Can Douyin steal Taobao’s Singles-Day thunder?

Sellers have swarmed to the bright lights of Douyin. But Taobao is not going away any time soon.

Photo by Kuang Da

Photo by Kuang Da



ZHANG Chi manages online sales for a personal-care product company. She usually spends most of her time on Taobao and Tmall, but this year, her boss told her to pay more attention to Douyin.

“The traffic is huge. We needed a new source of revenue, one that can still grow fast,” she said.

No room for error

Two years since Douyin openly declared war on Alibaba, a former partner, the short video platform has become a force to be reckoned with in the ultra-competitive e-commerce world. With seven hundred million DAU, it has attracted companies from mom-and-pop shops to multinationals. All but two of the top 20 clothing brands on Tmall have opened shops on the short-video platform, Uniqlo being the latest to the game. In other categories, the overlap is just as prominent.

“I made 100 million yuan in the first month. The next month, it was 5 million,” said WANG Cheng, who oversees Douyin sales at a clothing company.
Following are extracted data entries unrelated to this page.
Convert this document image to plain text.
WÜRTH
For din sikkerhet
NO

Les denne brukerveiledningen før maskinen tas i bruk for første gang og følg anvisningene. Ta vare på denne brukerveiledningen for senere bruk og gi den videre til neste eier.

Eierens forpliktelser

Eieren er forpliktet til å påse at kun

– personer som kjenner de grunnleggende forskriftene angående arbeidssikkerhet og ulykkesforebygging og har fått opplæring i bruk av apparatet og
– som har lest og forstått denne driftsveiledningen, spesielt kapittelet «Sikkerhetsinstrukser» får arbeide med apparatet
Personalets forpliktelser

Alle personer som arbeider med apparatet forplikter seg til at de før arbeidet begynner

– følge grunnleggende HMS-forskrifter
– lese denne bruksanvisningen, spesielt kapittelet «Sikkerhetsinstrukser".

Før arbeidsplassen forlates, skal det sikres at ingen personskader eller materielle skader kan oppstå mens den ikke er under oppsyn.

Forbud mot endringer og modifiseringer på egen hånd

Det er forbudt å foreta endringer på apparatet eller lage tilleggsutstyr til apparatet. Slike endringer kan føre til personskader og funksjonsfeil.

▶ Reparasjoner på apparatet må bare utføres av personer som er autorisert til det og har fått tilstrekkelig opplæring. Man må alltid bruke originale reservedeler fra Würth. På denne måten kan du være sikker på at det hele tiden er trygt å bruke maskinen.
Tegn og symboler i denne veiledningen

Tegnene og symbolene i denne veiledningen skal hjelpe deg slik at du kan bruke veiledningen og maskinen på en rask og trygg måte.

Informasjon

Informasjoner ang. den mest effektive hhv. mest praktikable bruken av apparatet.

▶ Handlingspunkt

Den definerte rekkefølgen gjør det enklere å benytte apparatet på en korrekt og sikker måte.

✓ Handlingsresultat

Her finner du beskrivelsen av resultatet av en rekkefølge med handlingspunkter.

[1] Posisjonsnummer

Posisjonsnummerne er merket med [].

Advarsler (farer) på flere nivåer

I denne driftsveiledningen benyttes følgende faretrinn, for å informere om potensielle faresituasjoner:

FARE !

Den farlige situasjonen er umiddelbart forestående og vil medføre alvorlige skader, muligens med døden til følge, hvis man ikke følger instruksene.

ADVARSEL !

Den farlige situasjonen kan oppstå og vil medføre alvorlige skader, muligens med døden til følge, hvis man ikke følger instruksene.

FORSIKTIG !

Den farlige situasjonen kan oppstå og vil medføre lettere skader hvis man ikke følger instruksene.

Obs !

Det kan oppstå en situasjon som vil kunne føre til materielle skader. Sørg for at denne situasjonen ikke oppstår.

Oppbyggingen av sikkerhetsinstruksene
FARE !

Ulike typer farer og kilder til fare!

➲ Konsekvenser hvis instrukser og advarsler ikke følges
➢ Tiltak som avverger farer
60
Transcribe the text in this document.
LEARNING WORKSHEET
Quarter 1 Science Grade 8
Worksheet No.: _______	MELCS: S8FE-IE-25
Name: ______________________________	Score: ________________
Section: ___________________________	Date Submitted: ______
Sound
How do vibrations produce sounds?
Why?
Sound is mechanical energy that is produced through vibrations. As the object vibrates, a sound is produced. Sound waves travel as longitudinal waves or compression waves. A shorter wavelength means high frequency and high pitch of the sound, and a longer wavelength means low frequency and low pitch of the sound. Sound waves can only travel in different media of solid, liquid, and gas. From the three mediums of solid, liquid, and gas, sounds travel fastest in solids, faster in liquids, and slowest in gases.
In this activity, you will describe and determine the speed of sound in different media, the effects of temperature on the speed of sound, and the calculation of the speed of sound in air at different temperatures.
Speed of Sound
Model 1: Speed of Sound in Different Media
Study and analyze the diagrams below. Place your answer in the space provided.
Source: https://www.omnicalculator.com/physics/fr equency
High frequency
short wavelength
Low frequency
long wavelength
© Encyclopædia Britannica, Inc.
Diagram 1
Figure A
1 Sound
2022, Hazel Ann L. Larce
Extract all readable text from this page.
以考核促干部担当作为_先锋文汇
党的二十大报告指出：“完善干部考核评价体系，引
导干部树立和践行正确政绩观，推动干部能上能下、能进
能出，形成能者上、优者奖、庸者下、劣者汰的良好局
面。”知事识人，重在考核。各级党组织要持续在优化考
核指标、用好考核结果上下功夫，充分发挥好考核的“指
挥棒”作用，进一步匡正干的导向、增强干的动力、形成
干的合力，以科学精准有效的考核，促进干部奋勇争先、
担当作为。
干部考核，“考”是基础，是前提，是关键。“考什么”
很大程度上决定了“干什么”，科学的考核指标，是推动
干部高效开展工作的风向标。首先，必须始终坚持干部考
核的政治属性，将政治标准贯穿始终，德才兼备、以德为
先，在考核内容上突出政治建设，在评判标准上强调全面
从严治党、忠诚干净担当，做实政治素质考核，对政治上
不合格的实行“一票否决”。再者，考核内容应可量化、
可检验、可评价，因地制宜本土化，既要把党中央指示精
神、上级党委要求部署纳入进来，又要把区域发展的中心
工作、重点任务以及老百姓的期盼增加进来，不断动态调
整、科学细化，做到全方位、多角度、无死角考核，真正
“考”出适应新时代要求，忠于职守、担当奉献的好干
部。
His boss opened the account in May, and Wang, with plenty of experience on Douyin already, was his first hire.

Tech news outlet Late Post reported that Douyin had sold 1 trillion yuan worth of goods in two years. To put the number in perspective, Pinduoduo labored for four years to reach this goal. Despite the size, sellers already have to fight to survive. At any given time in the afternoon off-peak hours, there are at least 100,000 influencers going live.

“If we are not live, customers will walk into someone else’s channel,” he said. The algorithm doesn’t leave much room for error. “Yes, you can boost your sales extremely fast. That is, if you happen to have a popular host. If someone else goes live tomorrow, you may get only half as many viewers.”

Buy three, return two

Although most platforms have refrained from lavish campaigns for this year’s Double 11 sales festival, it is by no means a quiet one for Douyin. There are all the gimmicks – coupons, analytical tools, full-cycle sales solutions, –perfected by competitors like Taobao. Douyin tells sellers, that its “four gateways,” short videos, live streaming, searches and online shops, will help them “open up a new frontier of e-commerce.”
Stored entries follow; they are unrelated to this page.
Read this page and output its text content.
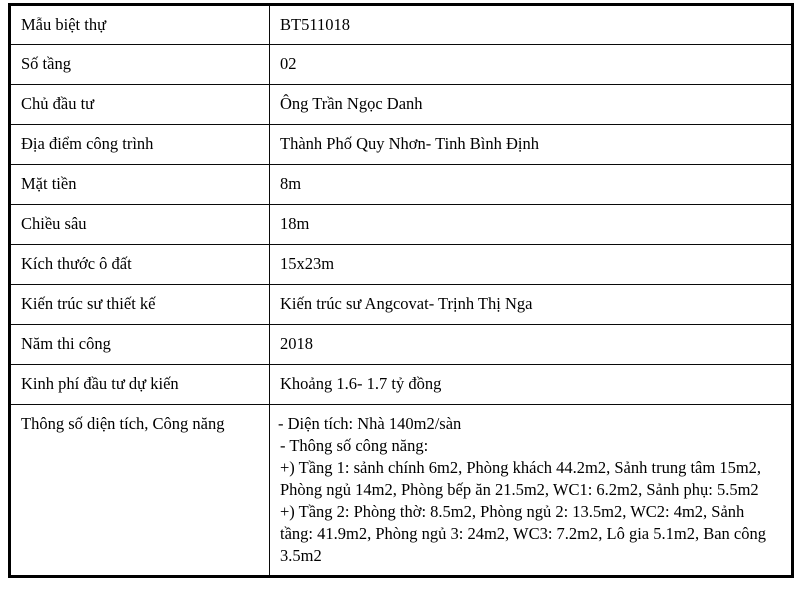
Mẫu biệt thự	BT511018
Số tầng	02
Chủ đầu tư	Ông Trần Ngọc Danh
Địa điểm công trình	Thành Phố Quy Nhơn- Tinh Bình Định
Mặt tiền	8m
Chiều sâu	18m
Kích thước ô đất	15x23m
Kiến trúc sư thiết kế	Kiến trúc sư Angcovat- Trịnh Thị Nga
Năm thi công	2018
Kinh phí đầu tư dự kiến	Khoảng 1.6- 1.7 tỷ đồng
Thông số diện tích, Công năng	- Diện tích: Nhà 140m2/sàn
- Thông số công năng:
+) Tầng 1: sảnh chính 6m2, Phòng khách 44.2m2, Sảnh trung tâm 15m2, Phòng ngủ 14m2, Phòng bếp ăn 21.5m2, WC1: 6.2m2, Sảnh phụ: 5.5m2
+) Tầng 2: Phòng thờ: 8.5m2, Phòng ngủ 2: 13.5m2, WC2: 4m2, Sảnh tầng: 41.9m2, Phòng ngủ 3: 24m2, WC3: 7.2m2, Lô gia 5.1m2, Ban công 3.5m2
But sellers, at least the small ones, fail to see much appeal in the big numbers, which can be a problem in themselves. Videos encourage impulse purchases, which overwhelm sellers. Orders that can’t be shipped immediately are often canceled. Products are returned when customers realize they don’t need the products after all

“In the summer, 80 percent of our dresses were canceled or returned,” said Wang Cheng. Across all his categories, the average return rate is around 60 percent.

The algorithm favors high volumes, so sellers have every incentive to lower prices at the cost of quality. An unspoken rule in the apparel world is that the best goes to brick-and-mortar and the second best to Tmall. Douyin gets whatever is left.

Douyin is still to find the best ways of turning viewership into sales. Most live-streaming viewers don’t buy anything. They are either unimpressed by the goods offered, or they simply want to be entertained by their favorite influencers and nothing more. In contrast, whoever fires up Taobao and Tmall does so to spend money. In other words, Douyin is for showcasing, not selling. Alibaba is not going away any time soon.

All work and no payback

On October 24, the first day of Double 11 sales, 460 million people watched Austin Li go live on Taobao. For mid-sized sellers like Zhang Chi, who can’t possibly afford to be represented by mega influencers, it is another chilling reminder that the winners take it all.

“The result of me toiling day and night for weeks is nothing compared to being mentioned by Austin Li, or anyone as big as him,” she said.

Taobao has been trying to sign more influencers, including a handful of A-list ones, in the hope that competition among them means more viewership and better deals for sellers.

This year’s Singles Day is not a happy one for Zhang Chi. Sales are 30 percent lower than last year’s, and she is worried about web traffic and price wars. Also unlike in previous years, platforms are quiet on sales, pointing instead to the diversity of choice, sustainability and user experience.